How to combine flags from multiple operations in pipelines to enable parameter searches across multiple operations?

Let say I have 2 operations preprocessing and training.
Each has a series of flags that I want to do a hyper parameter search over.
Here is a rough idea of what my operations would look like

preprocessing:
  flags:
    a:
    b:
training:
  flags:
    c:
    d:

Neglecting the practicality of this scenario, I want to run my preprocessing operation every time I run train. Is there a way to achieve this with pipelines or a similar method? I know I could do

mypipeline:
  flags:
    a: [1,2,3]
    b: [4,5,6]
    c: [12,13,14]
    d: [15,16,17]
  steps:
    - preprocessing a=${a} b=${b}
    - train c=${c} d=${d}

and this would solve my problem, but when both operations have a lot of parameters it would end up requiring a lot of copying and pasting between the pipeline and operation flags. Is there a better/more efficient way to achieve this? I basically want the pipline to “inherit” the flags of the steps its performing if possible. The documentation seems to hint at something like this

But when I create a pipeline with no flags and attempt to pass a flag which is defined by one of the steps I get an error saying that the flag does not exists. Is what I am trying to do possible with Guild?

Thanks.

I started to think the copy/paste solution wouldn’t actually solve my problem because I also needed an additional run that I could only run once before preprocessing and train. Since it is outside the pipeline my steps cannot access it without isolate-runs. However this requires using the run: operation attribute in my step

steps:
  - run: preprocessing
    isolate-runs: False
    flags: 
      a:
      b:

vs

steps:
  - preprocessing a=${a} b=${b}

There is no way to transfer the pipeline flags to the step flags as far as I know. However it turns out you can do this instead.

steps:
  - run: "preprocessing a=${a} b=${b}"
    isolate-runs: False

I found this by accident and couldn’t find anything regarding it in the documentation. I figured I would leave it here incase someone has a similar issue. A reference to where this behavior is mentioned would be helpful.

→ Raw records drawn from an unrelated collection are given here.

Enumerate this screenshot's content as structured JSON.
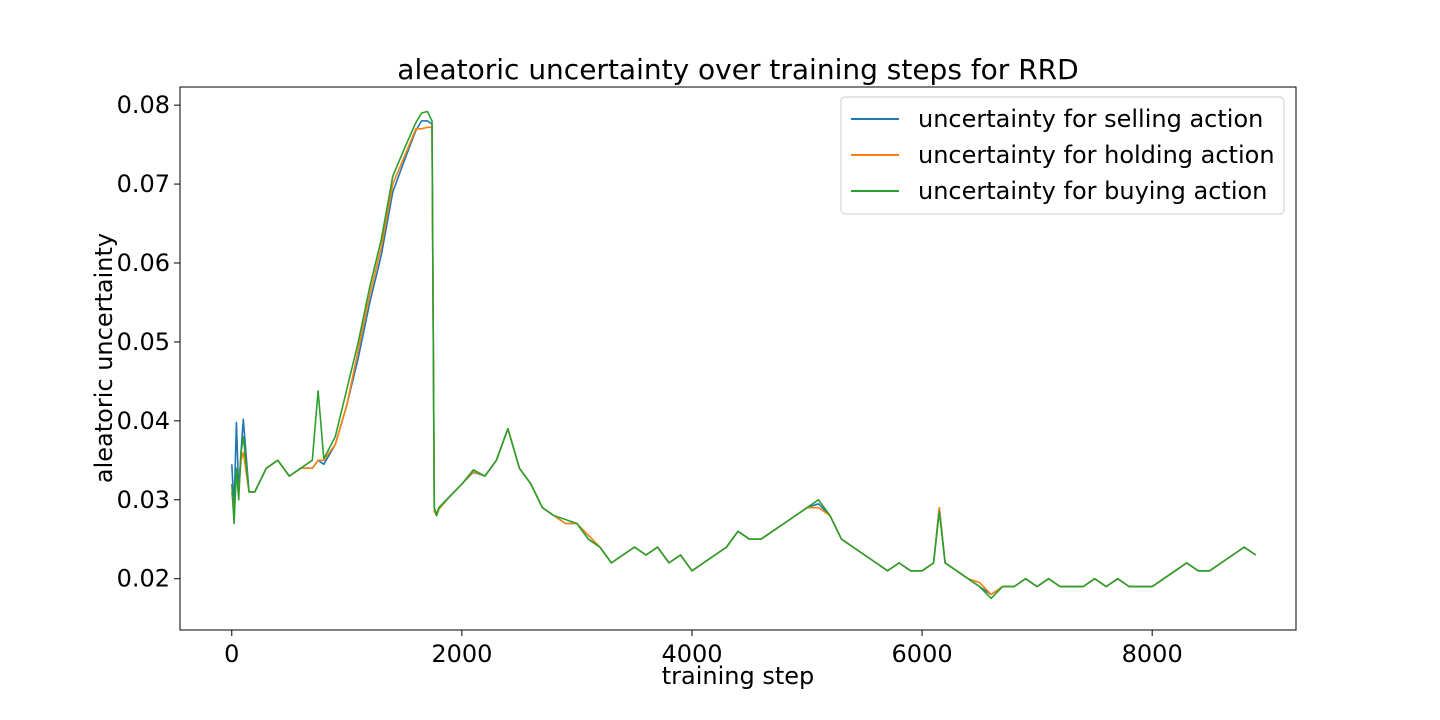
{
  "chart_data": {
    "type": "line",
    "title": "aleatoric uncertainty over training steps for RRD",
    "xlabel": "training step",
    "ylabel": "aleatoric uncertainty",
    "xlim": [
      -450,
      9250
    ],
    "ylim": [
      0.0135,
      0.0823
    ],
    "x_ticks": [
      0,
      2000,
      4000,
      6000,
      8000
    ],
    "x_tick_labels": [
      "0",
      "2000",
      "4000",
      "6000",
      "8000"
    ],
    "y_ticks": [
      0.02,
      0.03,
      0.04,
      0.05,
      0.06,
      0.07,
      0.08
    ],
    "y_tick_labels": [
      "0.02",
      "0.03",
      "0.04",
      "0.05",
      "0.06",
      "0.07",
      "0.08"
    ],
    "grid": false,
    "legend_position": "top-right",
    "x": [
      0,
      20,
      40,
      60,
      80,
      100,
      150,
      200,
      300,
      400,
      500,
      600,
      700,
      750,
      800,
      900,
      1000,
      1100,
      1200,
      1300,
      1400,
      1500,
      1600,
      1650,
      1700,
      1740,
      1760,
      1780,
      1800,
      1900,
      2000,
      2100,
      2200,
      2300,
      2400,
      2500,
      2600,
      2700,
      2800,
      2900,
      3000,
      3100,
      3200,
      3300,
      3400,
      3500,
      3600,
      3700,
      3800,
      3900,
      4000,
      4100,
      4200,
      4300,
      4400,
      4500,
      4600,
      4700,
      4800,
      4900,
      5000,
      5100,
      5200,
      5300,
      5400,
      5500,
      5600,
      5700,
      5800,
      5900,
      6000,
      6100,
      6150,
      6200,
      6300,
      6400,
      6500,
      6600,
      6700,
      6800,
      6900,
      7000,
      7100,
      7200,
      7300,
      7400,
      7500,
      7600,
      7700,
      7800,
      7900,
      8000,
      8100,
      8200,
      8300,
      8400,
      8500,
      8600,
      8700,
      8800,
      8900
    ],
    "series": [
      {
        "name": "uncertainty for selling action",
        "color": "#1f77b4",
        "values": [
          0.0345,
          0.029,
          0.0398,
          0.031,
          0.036,
          0.0402,
          0.031,
          0.031,
          0.034,
          0.035,
          0.033,
          0.034,
          0.034,
          0.035,
          0.0345,
          0.037,
          0.042,
          0.048,
          0.055,
          0.061,
          0.069,
          0.073,
          0.0768,
          0.078,
          0.078,
          0.0776,
          0.0288,
          0.0282,
          0.029,
          0.0305,
          0.032,
          0.0335,
          0.033,
          0.035,
          0.039,
          0.034,
          0.032,
          0.029,
          0.028,
          0.027,
          0.027,
          0.025,
          0.024,
          0.022,
          0.023,
          0.024,
          0.023,
          0.024,
          0.022,
          0.023,
          0.021,
          0.022,
          0.023,
          0.024,
          0.026,
          0.025,
          0.025,
          0.026,
          0.027,
          0.028,
          0.029,
          0.0295,
          0.028,
          0.025,
          0.024,
          0.023,
          0.022,
          0.021,
          0.022,
          0.021,
          0.021,
          0.022,
          0.029,
          0.022,
          0.021,
          0.02,
          0.019,
          0.018,
          0.019,
          0.019,
          0.02,
          0.019,
          0.02,
          0.019,
          0.019,
          0.019,
          0.02,
          0.019,
          0.02,
          0.019,
          0.019,
          0.019,
          0.02,
          0.021,
          0.022,
          0.021,
          0.021,
          0.022,
          0.023,
          0.024,
          0.023
        ]
      },
      {
        "name": "uncertainty for holding action",
        "color": "#ff7f0e",
        "values": [
          0.031,
          0.028,
          0.033,
          0.031,
          0.035,
          0.036,
          0.031,
          0.031,
          0.034,
          0.035,
          0.033,
          0.034,
          0.034,
          0.035,
          0.035,
          0.037,
          0.042,
          0.049,
          0.056,
          0.062,
          0.07,
          0.0735,
          0.077,
          0.077,
          0.0772,
          0.0772,
          0.0285,
          0.028,
          0.0288,
          0.0305,
          0.032,
          0.0336,
          0.033,
          0.035,
          0.039,
          0.034,
          0.032,
          0.029,
          0.028,
          0.027,
          0.027,
          0.0255,
          0.024,
          0.022,
          0.023,
          0.024,
          0.023,
          0.024,
          0.022,
          0.023,
          0.021,
          0.022,
          0.023,
          0.024,
          0.026,
          0.025,
          0.025,
          0.026,
          0.027,
          0.028,
          0.029,
          0.029,
          0.028,
          0.025,
          0.024,
          0.023,
          0.022,
          0.021,
          0.022,
          0.021,
          0.021,
          0.022,
          0.029,
          0.022,
          0.021,
          0.02,
          0.0195,
          0.018,
          0.019,
          0.019,
          0.02,
          0.019,
          0.02,
          0.019,
          0.019,
          0.019,
          0.02,
          0.019,
          0.02,
          0.019,
          0.019,
          0.019,
          0.02,
          0.021,
          0.022,
          0.021,
          0.021,
          0.022,
          0.023,
          0.024,
          0.023
        ]
      },
      {
        "name": "uncertainty for buying action",
        "color": "#2ca02c",
        "values": [
          0.032,
          0.027,
          0.034,
          0.03,
          0.036,
          0.038,
          0.031,
          0.031,
          0.034,
          0.035,
          0.033,
          0.034,
          0.035,
          0.0438,
          0.0352,
          0.038,
          0.044,
          0.05,
          0.057,
          0.063,
          0.071,
          0.0745,
          0.0778,
          0.079,
          0.0792,
          0.078,
          0.029,
          0.028,
          0.029,
          0.0305,
          0.032,
          0.0338,
          0.033,
          0.035,
          0.039,
          0.034,
          0.032,
          0.029,
          0.028,
          0.0275,
          0.027,
          0.025,
          0.024,
          0.022,
          0.023,
          0.024,
          0.023,
          0.024,
          0.022,
          0.023,
          0.021,
          0.022,
          0.023,
          0.024,
          0.026,
          0.025,
          0.025,
          0.026,
          0.027,
          0.028,
          0.029,
          0.03,
          0.028,
          0.025,
          0.024,
          0.023,
          0.022,
          0.021,
          0.022,
          0.021,
          0.021,
          0.022,
          0.0285,
          0.022,
          0.021,
          0.02,
          0.019,
          0.0175,
          0.019,
          0.019,
          0.02,
          0.019,
          0.02,
          0.019,
          0.019,
          0.019,
          0.02,
          0.019,
          0.02,
          0.019,
          0.019,
          0.019,
          0.02,
          0.021,
          0.022,
          0.021,
          0.021,
          0.022,
          0.023,
          0.024,
          0.023
        ]
      }
    ]
  }
}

edit: corrected third guild file bit

In this case, you can pass the steps flag values along this way:

steps:
  - run: preprocessing
    flags:
      a: ${a}
      b: ${b}

Though what you’ve done is also fine (note in your example you’ve left off the $ in the flag ref - I know what you meant :wink: )

I’ll reply to your previous post separately.

1 Like

Unfortunately you have to duplicate the flag defs for the pipeline operation. This is on the near term road map to be addressed.

How many flags are you rolling up to the pipeline op?

Right now I have around 10 and could potentially use more in the future.
Being able to access the step flags from the pipeline would defiantly help a lot.

As another solution I tried using $include and was also having issues. I made two configs for train and preprocessing and then included both in the pipeline

    run_train:
      flags:
        $include: preprocessing-flags
        $include: train-flags
      steps:
        - run: preprocessing
          flags:
          a: ${a}
          b: ${b}
        - train
          flags:
          c: ${c}
          d: ${d}

but it only detected the flags for the last $include attribute. In this case train-flags. Can only one $include be used or am I possibly doing something wrong?

Provide a list for the $include attr:

run_train:
  flags:
    $include:
      - preprocessing-flags
      - train-flags

Thanks, that did it.

1 Like

Is this still on the roadmap?

It is - sorry this is indeed taking too long to get in. Looking at this for the next major release (0.8) along with DvC integration, generalized run query support (there’s an excellent PR waiting for merge related to tags but I want to see generalized flexible query support across all attrs).